The Court touched briefly on the action of the Imperial Court of Germany presumed to affect adversely the Tesla patents, but saw no sufficient reason why the conclusion of that court should have any bearing on the question of infringement here.
Infringement of the first claim of patent No. 381,968 necessarily implies infringement of the method patent No. 382,280. The finding that the circuits of the defendants are independent, in the sense of the Tesla patents, is decisive against the defendants as to the infringement of the first and second claims of patent No, 382,279; and the field magnet of defendants' motor, while differing in some respects from that of the third claim of No. 381,968, is annular or ring-shaped within the meaning of said claim and infringes it.

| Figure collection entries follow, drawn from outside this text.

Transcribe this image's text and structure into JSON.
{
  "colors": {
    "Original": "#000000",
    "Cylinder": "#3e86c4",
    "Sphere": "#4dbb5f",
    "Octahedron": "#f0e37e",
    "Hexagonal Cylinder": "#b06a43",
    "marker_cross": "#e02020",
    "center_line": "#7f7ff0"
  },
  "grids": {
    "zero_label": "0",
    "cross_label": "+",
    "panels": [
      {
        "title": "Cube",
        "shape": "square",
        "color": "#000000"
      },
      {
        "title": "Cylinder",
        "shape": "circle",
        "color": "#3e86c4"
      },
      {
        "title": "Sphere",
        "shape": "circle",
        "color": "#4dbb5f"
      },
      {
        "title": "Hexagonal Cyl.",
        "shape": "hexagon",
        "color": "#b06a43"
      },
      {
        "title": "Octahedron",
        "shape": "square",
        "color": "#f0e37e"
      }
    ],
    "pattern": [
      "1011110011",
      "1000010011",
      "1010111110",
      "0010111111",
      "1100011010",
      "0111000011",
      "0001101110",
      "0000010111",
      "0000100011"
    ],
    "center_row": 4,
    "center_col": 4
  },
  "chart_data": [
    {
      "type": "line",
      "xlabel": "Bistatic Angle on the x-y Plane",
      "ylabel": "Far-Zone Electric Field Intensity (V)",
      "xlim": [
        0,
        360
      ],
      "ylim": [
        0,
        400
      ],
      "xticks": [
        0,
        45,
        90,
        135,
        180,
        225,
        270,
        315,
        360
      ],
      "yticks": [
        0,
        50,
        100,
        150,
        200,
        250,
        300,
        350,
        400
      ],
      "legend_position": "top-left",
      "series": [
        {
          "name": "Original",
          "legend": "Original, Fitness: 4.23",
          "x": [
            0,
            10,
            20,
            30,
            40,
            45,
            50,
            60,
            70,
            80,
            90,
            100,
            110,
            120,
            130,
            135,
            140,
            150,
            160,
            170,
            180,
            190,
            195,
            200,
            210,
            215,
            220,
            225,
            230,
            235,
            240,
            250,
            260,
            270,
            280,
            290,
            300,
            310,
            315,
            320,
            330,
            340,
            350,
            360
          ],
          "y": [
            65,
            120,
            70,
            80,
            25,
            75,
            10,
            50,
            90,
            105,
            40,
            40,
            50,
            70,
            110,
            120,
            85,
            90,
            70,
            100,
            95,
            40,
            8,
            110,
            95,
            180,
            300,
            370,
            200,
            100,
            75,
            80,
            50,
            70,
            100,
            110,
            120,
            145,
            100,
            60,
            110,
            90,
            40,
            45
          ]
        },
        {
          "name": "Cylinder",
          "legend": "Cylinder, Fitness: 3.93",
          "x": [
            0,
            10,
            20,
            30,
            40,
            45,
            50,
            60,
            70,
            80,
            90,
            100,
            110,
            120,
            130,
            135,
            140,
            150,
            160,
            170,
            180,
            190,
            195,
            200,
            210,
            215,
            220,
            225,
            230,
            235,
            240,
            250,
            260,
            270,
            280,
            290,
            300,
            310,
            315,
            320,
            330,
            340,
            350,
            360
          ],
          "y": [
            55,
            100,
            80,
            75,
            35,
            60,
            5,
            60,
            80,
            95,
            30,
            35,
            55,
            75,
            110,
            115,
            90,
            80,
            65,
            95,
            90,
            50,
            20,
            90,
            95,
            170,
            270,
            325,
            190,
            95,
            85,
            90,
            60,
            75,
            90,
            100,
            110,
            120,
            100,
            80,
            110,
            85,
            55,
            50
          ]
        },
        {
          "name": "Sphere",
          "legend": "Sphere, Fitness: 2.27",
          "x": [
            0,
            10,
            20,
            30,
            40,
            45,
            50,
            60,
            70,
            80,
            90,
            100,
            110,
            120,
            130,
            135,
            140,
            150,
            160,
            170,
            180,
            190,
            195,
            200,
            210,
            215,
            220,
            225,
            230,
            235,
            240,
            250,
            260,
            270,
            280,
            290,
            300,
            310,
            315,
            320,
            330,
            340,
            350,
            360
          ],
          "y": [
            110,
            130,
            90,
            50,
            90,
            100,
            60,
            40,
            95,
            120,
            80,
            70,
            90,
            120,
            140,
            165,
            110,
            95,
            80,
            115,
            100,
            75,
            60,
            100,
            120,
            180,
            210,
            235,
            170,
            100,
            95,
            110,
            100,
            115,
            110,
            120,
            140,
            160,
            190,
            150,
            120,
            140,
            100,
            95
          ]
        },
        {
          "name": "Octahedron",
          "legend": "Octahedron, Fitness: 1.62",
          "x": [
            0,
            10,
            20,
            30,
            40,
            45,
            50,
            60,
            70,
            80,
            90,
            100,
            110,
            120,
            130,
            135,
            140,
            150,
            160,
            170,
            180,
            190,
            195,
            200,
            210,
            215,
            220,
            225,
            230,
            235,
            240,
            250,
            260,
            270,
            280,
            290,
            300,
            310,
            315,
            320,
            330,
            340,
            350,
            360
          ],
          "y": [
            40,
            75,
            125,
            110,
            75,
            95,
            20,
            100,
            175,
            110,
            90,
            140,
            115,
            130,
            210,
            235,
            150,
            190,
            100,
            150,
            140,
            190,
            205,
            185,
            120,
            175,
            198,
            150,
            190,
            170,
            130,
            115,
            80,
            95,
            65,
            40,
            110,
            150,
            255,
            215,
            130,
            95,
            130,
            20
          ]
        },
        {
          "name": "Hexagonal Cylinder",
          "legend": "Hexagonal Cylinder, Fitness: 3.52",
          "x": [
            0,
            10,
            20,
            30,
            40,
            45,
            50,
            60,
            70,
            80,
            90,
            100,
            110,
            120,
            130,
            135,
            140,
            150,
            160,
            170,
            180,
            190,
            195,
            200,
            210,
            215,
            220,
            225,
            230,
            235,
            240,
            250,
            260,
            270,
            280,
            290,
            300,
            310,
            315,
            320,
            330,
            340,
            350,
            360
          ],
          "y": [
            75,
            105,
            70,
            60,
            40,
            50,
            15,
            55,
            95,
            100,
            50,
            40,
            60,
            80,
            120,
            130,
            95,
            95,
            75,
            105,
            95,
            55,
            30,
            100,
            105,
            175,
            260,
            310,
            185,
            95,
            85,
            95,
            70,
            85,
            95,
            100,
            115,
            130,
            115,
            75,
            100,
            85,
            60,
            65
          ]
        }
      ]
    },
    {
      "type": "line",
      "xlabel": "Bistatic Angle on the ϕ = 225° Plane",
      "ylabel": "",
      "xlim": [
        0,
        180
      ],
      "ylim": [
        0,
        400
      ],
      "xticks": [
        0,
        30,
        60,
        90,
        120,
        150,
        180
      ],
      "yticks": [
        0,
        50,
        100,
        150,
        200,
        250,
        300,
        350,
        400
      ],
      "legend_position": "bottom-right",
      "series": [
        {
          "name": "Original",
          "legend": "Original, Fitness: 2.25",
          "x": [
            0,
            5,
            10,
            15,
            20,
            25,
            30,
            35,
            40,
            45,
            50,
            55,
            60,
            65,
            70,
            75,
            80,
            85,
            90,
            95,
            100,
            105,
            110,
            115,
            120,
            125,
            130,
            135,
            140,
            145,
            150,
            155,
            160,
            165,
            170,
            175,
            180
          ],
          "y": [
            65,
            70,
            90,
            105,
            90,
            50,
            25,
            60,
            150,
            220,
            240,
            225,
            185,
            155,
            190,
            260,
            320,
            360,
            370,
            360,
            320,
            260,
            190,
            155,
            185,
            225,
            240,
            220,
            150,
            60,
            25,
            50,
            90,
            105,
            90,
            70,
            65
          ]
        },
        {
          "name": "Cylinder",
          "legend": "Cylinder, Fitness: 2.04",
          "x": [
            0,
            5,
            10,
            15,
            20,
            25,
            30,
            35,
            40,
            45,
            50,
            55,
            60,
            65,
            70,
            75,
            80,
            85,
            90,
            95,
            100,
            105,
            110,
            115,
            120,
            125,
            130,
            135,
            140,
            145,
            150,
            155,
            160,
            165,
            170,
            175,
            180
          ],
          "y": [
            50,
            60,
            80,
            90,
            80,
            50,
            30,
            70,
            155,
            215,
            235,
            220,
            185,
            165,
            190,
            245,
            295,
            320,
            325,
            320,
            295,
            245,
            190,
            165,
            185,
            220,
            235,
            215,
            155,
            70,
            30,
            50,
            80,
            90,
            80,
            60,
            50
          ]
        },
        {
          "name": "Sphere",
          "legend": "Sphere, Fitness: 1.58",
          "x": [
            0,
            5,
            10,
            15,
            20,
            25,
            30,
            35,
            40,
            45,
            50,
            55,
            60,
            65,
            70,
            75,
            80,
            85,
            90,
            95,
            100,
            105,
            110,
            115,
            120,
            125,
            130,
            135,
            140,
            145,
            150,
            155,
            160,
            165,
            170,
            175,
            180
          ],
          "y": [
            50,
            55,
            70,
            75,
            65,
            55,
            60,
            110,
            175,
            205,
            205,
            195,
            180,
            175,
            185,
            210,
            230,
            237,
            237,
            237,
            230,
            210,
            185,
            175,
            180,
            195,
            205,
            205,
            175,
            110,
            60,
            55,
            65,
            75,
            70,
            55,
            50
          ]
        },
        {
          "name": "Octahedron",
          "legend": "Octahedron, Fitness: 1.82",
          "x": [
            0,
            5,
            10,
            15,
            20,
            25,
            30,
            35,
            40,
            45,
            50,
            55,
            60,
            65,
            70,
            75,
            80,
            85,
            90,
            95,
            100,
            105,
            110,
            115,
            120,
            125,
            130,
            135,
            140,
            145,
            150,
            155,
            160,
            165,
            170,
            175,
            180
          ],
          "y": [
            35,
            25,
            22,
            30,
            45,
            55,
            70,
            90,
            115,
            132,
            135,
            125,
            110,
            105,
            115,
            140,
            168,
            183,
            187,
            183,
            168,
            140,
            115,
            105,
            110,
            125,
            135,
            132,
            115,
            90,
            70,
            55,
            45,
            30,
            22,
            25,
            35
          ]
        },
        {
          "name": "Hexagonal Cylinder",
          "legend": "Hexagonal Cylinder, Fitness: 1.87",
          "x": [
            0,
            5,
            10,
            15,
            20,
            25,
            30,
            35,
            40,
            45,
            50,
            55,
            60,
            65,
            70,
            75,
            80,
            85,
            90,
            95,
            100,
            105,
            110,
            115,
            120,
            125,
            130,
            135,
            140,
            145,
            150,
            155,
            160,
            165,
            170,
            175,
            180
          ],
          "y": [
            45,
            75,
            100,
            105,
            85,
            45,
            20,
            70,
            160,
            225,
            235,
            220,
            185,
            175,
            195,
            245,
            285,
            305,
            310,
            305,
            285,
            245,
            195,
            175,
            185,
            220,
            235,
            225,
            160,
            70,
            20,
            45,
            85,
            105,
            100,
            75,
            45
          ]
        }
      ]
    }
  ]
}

The decision concludes as follows: "The search lights shed by defendants' exhibits upon the history of this art only serve to illumine the inventive conception of Tesla. The Arago rotation taught the schoolboy 50 years ago to make a plaything which embodied the principle that a "rotating field could be used to rotate an armature." Baily dreamed of the application of the Arago theory by means of a confessedly impossible construction. Deprez worked out a problem which involved the development of the general theory in providing an indicator for a ship's compass. Siemens failed to disclose the "suitable modifications" whereby his electric light machine might be transferred into a motor, and Bradley is almost equally vague. Eminent electricians united in the view that by reason of reversals of direction and rapidity of alterations an alternating current motor was impracticable, and the future belonged to the commutated continuous current. It remained to the genius of Tesla to capture the unruly, unrestrained and hitherto opposing elements in the field of nature and art and to harness them to draw the machines of man. It was he who first showed how to transform the toy of Arago into an engine of power; the "laboratory experiment" of Baily into a practically successful motor; the indicator into a driver; he first conceived the idea that the very impediments of reversal in direction, the contradictions of alternations might be transformed into power producing rotations, a whirling field of force. What others looked upon as only invincible barriers, impassable currents and contradictory forces, he seized, and by harmonizing their directions utilized in practical motors in distant cities the power of Niagara.
"A decree may be entered for an injunction and an accounting as to all the claims in suit."
Messrs. F. H. Betts, Kerr, Page & Cooper, and L. E. Curtis, on the brief, appeared for the complainant; and Mitchell, Bartlett & Brownell for the de- fendants.